Ninety percent of SBAM members surveyed in April said they are experiencing higher cost increases, as compared with previous years. While SBAM’s membership has enjoyed a relatively stable economy in the past several years and has been able to staff up and plan for a rainy day, the results of this latest survey show that rainy day could be coming sooner rather than later, as inflationary pressures and a lack of available labor continue to impair small business owners’ growth trajectory.

By a margin of three to one, small business owners are against any proposed expansion of the unemployment insurance system.
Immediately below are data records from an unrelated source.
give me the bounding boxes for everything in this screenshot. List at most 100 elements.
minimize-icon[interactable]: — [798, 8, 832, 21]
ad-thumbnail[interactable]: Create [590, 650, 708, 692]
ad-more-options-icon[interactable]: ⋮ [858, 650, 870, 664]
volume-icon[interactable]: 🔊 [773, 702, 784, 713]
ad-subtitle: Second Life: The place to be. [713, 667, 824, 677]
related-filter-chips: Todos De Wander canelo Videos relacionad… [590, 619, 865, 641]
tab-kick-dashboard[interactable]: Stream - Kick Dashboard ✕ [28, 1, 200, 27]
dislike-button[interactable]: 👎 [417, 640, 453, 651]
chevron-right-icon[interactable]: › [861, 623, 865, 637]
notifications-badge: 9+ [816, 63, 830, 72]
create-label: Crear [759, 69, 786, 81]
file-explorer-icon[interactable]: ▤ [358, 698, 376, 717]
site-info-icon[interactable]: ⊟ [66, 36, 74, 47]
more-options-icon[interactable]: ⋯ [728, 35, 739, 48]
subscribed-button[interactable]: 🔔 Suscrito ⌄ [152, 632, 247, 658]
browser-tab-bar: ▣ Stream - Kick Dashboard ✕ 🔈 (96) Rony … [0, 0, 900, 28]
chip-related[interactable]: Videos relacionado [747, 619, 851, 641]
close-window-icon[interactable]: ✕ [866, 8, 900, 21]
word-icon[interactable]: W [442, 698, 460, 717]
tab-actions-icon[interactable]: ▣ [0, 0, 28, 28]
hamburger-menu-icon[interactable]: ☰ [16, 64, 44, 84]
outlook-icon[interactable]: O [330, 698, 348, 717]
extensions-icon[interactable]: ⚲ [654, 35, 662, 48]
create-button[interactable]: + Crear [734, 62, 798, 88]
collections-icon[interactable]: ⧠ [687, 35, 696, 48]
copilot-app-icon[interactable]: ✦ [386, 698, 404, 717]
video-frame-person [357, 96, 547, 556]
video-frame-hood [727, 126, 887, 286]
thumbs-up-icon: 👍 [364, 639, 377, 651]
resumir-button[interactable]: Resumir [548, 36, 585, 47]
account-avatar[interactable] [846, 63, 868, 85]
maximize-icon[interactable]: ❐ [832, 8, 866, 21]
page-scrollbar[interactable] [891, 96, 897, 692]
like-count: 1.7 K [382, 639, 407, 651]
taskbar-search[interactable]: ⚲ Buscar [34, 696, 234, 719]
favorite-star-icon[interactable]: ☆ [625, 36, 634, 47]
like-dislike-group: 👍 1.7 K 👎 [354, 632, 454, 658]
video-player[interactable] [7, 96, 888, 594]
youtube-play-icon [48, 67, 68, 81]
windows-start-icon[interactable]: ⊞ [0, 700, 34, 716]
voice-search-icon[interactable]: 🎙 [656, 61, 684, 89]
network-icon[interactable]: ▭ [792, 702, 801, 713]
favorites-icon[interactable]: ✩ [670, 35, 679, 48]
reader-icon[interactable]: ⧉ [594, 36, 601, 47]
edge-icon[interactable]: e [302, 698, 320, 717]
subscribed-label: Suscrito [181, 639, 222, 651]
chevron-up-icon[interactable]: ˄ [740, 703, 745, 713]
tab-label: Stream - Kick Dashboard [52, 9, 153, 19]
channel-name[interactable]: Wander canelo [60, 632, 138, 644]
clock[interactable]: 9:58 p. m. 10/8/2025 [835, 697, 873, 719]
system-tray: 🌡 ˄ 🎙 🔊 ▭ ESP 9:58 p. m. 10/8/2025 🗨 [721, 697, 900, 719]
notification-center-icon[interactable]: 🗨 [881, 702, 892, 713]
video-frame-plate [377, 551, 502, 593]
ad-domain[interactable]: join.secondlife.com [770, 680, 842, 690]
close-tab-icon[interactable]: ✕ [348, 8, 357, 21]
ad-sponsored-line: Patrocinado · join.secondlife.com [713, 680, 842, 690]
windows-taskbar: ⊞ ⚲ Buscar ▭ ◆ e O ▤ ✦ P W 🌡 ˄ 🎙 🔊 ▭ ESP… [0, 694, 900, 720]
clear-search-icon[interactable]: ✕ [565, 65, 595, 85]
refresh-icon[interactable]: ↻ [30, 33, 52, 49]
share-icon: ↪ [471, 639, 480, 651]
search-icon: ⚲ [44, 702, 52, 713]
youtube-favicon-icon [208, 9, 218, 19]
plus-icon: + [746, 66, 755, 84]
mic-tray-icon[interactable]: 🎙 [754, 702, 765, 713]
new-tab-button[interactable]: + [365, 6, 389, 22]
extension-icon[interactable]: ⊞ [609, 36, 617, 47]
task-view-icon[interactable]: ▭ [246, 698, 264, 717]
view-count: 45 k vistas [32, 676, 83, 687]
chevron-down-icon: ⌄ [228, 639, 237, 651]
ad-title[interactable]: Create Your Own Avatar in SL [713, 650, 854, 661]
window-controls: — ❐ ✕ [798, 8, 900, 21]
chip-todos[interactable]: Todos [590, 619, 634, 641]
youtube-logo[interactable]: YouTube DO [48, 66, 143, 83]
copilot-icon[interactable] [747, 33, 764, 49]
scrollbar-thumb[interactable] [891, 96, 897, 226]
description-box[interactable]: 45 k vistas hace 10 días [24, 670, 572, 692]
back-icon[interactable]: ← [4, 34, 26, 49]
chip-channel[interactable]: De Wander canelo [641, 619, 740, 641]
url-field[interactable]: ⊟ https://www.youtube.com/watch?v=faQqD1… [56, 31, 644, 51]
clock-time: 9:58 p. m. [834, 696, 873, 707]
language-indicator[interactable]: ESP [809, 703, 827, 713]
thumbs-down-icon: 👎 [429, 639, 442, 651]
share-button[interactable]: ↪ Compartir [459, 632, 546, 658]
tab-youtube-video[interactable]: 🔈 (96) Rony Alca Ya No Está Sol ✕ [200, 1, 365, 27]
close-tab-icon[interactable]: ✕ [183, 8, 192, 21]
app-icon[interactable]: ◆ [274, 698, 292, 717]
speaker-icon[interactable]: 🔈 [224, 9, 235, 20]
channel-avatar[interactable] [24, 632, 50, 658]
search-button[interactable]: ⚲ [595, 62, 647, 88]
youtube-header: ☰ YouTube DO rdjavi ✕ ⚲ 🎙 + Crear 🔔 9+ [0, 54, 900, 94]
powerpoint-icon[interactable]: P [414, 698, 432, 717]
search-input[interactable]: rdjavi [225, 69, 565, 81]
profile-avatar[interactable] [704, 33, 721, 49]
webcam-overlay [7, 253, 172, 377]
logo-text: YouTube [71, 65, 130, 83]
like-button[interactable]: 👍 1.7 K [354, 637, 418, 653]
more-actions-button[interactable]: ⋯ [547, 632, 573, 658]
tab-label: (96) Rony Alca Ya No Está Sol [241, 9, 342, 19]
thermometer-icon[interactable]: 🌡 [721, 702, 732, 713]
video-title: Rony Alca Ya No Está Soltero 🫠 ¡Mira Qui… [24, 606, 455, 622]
While it’s certainly an odd time to consider increasing Michigan’s unemployment benefits — when our state’s unemployment rate remains at record low — we are beginning to see and feel very serious rumblings from Lansing that legislators are considering it. Respondents to the spring survey clearly opposed legislative efforts to expand Michigan’s unemployment benefits from a maximum of 20 weeks per year to 26 weeks and increase the cash benefit from a maximum of $362 per week to $602, with an automatic annual increase.

The Unemployment Insurance Agency (UIA), under the leadership of Director Julia Dale, has been intentional in bringing stakeholders together to discuss fraud and systems issues after the debacle of the COVID-19 pandemic. During that time, the Unemployment Insurance Trust Fund was used as a social safety net for essentially any and all. While we recognize and can appreciate the complexity of the pandemic, the fund is kept afloat by employers, and treating it with respect and being fiscally sound in its allocation is non-negotiable. Before the pandemic, the fund was at a healthy $4 billion, but has been at risk of going broke. Expanding weeks and benefits before getting the fund back up to that healthy $4+ billion mark is irresponsible and disrespectful to employers. At this time it’s back to just north of $2 billion.

To be clear, we are encouraged by the UIA’s work. They are narrowing in on a new system that will better support claimants AND employers. Along with many other long-overdue improvements, the UIA will narrow the gap for fraud, bring technology up to date and equip its employees to serve constituents holistically. However, legislative action is getting ahead of this work, setting this progress up for potential failure. Integrating a new system and trying to make these drastic changes legislatively is on a collision course to crash and burn. Our message to the legislature: let the UIA director and the agency do their work, prioritizing the Insurance Trust Fund to get it back to pre-pandemic health and make Michigan a top state in best practices.

We hear you and we will do everything in our power to relay this message. If you are out and about this summer and come into contact with your Representative or Senator, please tell them about your concerns in this area. As always, we will keep you apprised to anything we see moving in Lansing and will engage you when appropriate, but it takes all of us to make the small business voice heard and no voice is more credible than your own.